As a keen observer of nature, Leonardo da Vinci was more comfortable with geometry than with arithmetic. Shapes, being continuous quantities, were easier to fit, and disappear into, the observable world than discrete, discontinuous, numbers. For centuries since Leonardo, physics has shared his preference for analog thinking, building on calculus to describe macroscopic phenomena. The analog paradigm was upended at the beginning of the last century, when the quantum revolution revealed that the microscopic world behaves digitally, with observable quantities taking only discrete values. Quantum physics is, however, at heart a hybrid analog-digital theory, as it requires the presence of analog hidden variables to model the digital observations.
Computing technology appears to be following a similar path. The state-of-the-art computer that Claude Shannon found in Vannevar Bush‘s lab at MIT in the thirties was analog: turning its wheels would set the parameters of a differential equation to be solved by the computer via integration. Shannon’s thesis and the invention of the transistor ushered in the era of digital computing and the information age, relegating analog computing to little more than a historical curiosity.
But analog computing retains important advantages over digital machines. Analog computers can be faster in carrying our specialized tasks. As an example, deep neural networks, which have led to the well-publicized breakthroughs in pattern recognition, reinforcement learning, and data generation tasks, are inherently analog (although they are currently mostly implemented on digital platforms). Furthermore, while the reliance of digital computing on either-or choices can provide a higher accuracy, it can also also yield catastrophic failures. In contrast, the lower accuracy of analog systems is accompanied by a gradual performance loss in case of errors. Finally, analog computers can leverage time, not just as a neutral substrate for computation as in digital machines, but as an additional information-carrying dimension.

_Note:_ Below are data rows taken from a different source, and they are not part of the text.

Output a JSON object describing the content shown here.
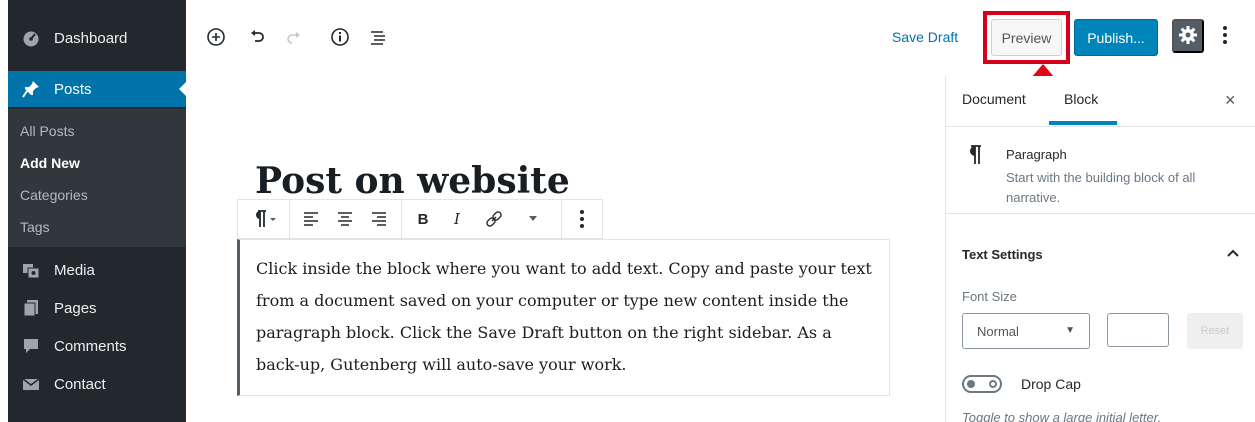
{
  "sidebar": {
    "items": [
      {
        "label": "Dashboard",
        "icon": "dashboard-icon"
      },
      {
        "label": "Posts",
        "icon": "pin-icon",
        "active": true
      },
      {
        "label": "Media",
        "icon": "media-icon"
      },
      {
        "label": "Pages",
        "icon": "pages-icon"
      },
      {
        "label": "Comments",
        "icon": "comment-icon"
      },
      {
        "label": "Contact",
        "icon": "mail-icon"
      }
    ],
    "submenu": [
      "All Posts",
      "Add New",
      "Categories",
      "Tags"
    ],
    "current_sub": "Add New"
  },
  "toolbar": {
    "icons": [
      "add-block-icon",
      "undo-icon",
      "redo-icon",
      "info-icon",
      "outline-icon"
    ],
    "save_draft": "Save Draft",
    "preview": "Preview",
    "publish": "Publish...",
    "settings_icon": "gear-icon",
    "more_icon": "more-vertical-icon"
  },
  "editor": {
    "title": "Post on website",
    "block_toolbar": {
      "bold": "B",
      "italic": "I"
    },
    "paragraph": "Click inside the block where you want to add text. Copy and paste your text from a document saved on your computer or type new content inside the paragraph block. Click the Save Draft button on the right sidebar. As a back-up, Gutenberg will auto-save your work."
  },
  "panel": {
    "tabs": [
      "Document",
      "Block"
    ],
    "active_tab": "Block",
    "close": "×",
    "block_card": {
      "title": "Paragraph",
      "description": "Start with the building block of all narrative."
    },
    "text_settings": {
      "header": "Text Settings",
      "font_size_label": "Font Size",
      "font_size_value": "Normal",
      "custom_size_value": "",
      "reset": "Reset",
      "drop_cap_label": "Drop Cap",
      "drop_cap_help": "Toggle to show a large initial letter."
    }
  },
  "colors": {
    "sidebar_bg": "#23282d",
    "active_bg": "#0073aa",
    "primary_button": "#0085ba",
    "highlight_red": "#d6001c"
  }
}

The resulting space-time computing has the potential to reduce the energetic and spatial footprint of information processing.
The outlined complementarity of analog and digital computing has led experts to predict that hybrid digital-analog computers will be the way of the future. Even in the eighties, Terrence J. Sejnowski is reported to have said: ”I suspect the computers used in the future will be hybrid designs, incorporating analog and digital.” This conjecture is supported by our current understanding of the operation of biological neurons, which communicate using the digital language of spikes, but maintain internal analog states in the form of membrane potentials.
With the emergence of academic and commercial neuromorphic processors, the rise of hybrid digital-analog computing may just be around the corner. As it is often the case, the trend has been anticipated by fiction. In Autonomous, robots have a digital main logic unit with a human brain as a coprocessor to interpret people’s reactions and emotions. Analog elements can support common sense and humanity, in contrast to digital AI that “can make a perfect chess move while the room is on fire.” For instance, in H(a)ppy and Gnomon, analog is an element of disruption and reason in an ideally ordered and purified world under constant digital surveillance.